GTAI: Der „Lanxess Virtual Day“ hat den ganzen APAC-Raum adressiert, mit Schwerpunkten in China, Japan und ASEAN. Bekanntlich steckt der Teufel im Detail, häufig im technischen Detail. Was gilt es zu beachten?
Dressler: Uns war vor allem wichtig, es nicht zu komplex zu machen und den Zugang für alle Teilnehmer sicherzustellen. So muss zum Beispiel der Registriervorgang einfach und schnell sein – ohne zu viele Kundendaten abzufragen. Sonst registrieren sich die Leute nicht.
Die technischen Lösungen müssen regional kompatibel sein oder angepasst werden.
Auch sind regional unterschiedliche und jeweils passende technische Lösungen gefragt; ein modularer Ansatz bietet sich an. Für unsere Kunden im ganzen APAC-Raum haben wir Webex-Events eingesetzt. In China kann man jedoch die App beispielsweise auf den neuen Huawei-Mobiltelefonen nicht herunterladen. Daher prüfen wir gerade Alternativen wie die deutsche Webinar- und Meeting-Software Edudip.
GTAI: Der „Virtual Day“ war das erste digitale Projekt dieser Art von Lanxess. Was würden Sie wieder so machen - und was ganz anders?
Dressler: Grundsätzlich sind wir den richtigen Weg gegangen. Aber zeitweise drei Webinare parallel mit jeweils 45 Minuten und 15 Minuten Pause abzuhalten – das ist zu eng, für Teilnehmer und Teilnehmerinnen wie für den Organisator. Da darf keiner krank werden. Künftig werden wir mehr Zeit dazwischen einplanen.
Potenzielle Fehler antizipieren – und so vermeiden
Gleichzeitig muss die eingesetzte Technik bewährt sein und schlank bleiben, sonst wird es schnell zu komplex. Die Webinare sind ja Live-Events. Wenn die Technik zusammenbricht, warten alle. Obwohl wir uns durch Covid-19 seit einem Jahr virtuell bewegen, ist der Umgang mit den digitalen Tools noch lange keine Selbstverständlichkeit. Alle Vortragenden im Unternehmen müssen vorab geschult und gebrieft werden. Gleichzeitig ist für einen fehlerfreien Ablauf die interne Abstimmung zwischen den beteiligten Geschäftsbereichen sowie IT und Unternehmenskommunikation grundlegend.

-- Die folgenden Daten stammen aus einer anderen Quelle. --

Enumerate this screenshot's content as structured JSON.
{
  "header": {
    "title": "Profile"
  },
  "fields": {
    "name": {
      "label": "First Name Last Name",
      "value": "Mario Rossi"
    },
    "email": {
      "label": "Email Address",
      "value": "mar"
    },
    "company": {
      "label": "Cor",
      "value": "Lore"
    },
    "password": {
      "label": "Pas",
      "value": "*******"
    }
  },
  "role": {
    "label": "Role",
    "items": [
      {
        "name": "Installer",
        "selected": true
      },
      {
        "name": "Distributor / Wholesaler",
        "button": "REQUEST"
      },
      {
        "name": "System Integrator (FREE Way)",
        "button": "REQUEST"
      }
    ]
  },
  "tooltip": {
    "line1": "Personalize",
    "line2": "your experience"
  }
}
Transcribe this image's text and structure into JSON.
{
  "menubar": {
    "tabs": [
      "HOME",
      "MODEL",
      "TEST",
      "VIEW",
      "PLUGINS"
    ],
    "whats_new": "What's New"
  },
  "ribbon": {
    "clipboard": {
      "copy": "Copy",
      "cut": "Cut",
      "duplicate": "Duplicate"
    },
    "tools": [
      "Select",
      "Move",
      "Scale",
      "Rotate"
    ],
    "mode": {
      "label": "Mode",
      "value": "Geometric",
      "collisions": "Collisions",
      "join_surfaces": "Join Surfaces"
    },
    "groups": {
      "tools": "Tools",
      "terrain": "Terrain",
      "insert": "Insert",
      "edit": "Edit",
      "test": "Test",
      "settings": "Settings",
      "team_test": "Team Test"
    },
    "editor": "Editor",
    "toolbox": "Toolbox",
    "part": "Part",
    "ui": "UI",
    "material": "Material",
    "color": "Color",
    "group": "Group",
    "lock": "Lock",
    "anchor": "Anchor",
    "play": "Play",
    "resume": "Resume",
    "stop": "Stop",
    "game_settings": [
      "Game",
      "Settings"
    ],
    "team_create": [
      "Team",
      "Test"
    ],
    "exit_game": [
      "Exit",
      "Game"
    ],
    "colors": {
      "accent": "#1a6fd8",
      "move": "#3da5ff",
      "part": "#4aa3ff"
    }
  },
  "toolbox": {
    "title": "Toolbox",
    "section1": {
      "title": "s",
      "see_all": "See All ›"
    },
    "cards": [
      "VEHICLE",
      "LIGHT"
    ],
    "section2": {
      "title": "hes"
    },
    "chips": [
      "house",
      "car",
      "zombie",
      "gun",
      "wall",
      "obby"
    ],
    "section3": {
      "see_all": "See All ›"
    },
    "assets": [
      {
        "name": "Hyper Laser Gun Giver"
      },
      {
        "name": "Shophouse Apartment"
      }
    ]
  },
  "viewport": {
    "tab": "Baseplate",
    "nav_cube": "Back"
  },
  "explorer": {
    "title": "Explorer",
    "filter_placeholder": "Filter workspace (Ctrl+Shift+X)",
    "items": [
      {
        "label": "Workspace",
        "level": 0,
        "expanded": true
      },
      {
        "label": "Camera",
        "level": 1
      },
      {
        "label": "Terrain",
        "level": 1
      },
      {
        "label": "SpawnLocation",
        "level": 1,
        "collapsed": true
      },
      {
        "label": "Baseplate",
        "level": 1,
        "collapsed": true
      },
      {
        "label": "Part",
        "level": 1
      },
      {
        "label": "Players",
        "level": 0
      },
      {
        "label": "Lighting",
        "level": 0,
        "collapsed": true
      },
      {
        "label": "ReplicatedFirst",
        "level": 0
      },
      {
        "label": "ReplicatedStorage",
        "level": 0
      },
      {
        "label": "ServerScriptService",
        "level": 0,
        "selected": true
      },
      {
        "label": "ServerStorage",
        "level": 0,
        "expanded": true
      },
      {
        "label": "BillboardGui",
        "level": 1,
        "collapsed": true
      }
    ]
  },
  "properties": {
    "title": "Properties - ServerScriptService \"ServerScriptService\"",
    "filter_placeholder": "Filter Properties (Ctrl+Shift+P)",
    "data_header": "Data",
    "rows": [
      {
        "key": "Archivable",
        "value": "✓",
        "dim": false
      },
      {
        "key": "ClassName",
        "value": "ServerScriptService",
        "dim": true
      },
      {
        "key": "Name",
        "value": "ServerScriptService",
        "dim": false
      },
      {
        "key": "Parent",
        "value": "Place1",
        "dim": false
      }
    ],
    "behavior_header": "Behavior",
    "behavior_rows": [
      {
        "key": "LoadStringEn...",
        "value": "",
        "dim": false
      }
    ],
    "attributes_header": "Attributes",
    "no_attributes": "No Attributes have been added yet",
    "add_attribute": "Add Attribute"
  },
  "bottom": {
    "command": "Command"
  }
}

Für mich war das bislang eines meiner intensivsten Projekte – und das, obwohl ich in Quarantäne saß. Mein Team hat das super gemacht. Wir haben gelernt, dass wir so ein Event inhouse mit gängigen Webinar- und Event-Lösungen stemmen können; nur den virtuellen Messestand haben wir bei einer Agentur in Auftrag gegeben. Derzeit planen wir ähnliche Veranstaltungen auch in Europa und weiteren Regionen.
GTAI: Herr Dressler, vielen Dank für das Gespräch.
Das Gespräch führte Corinne Abele, Germany Trade & Invest Shanghai.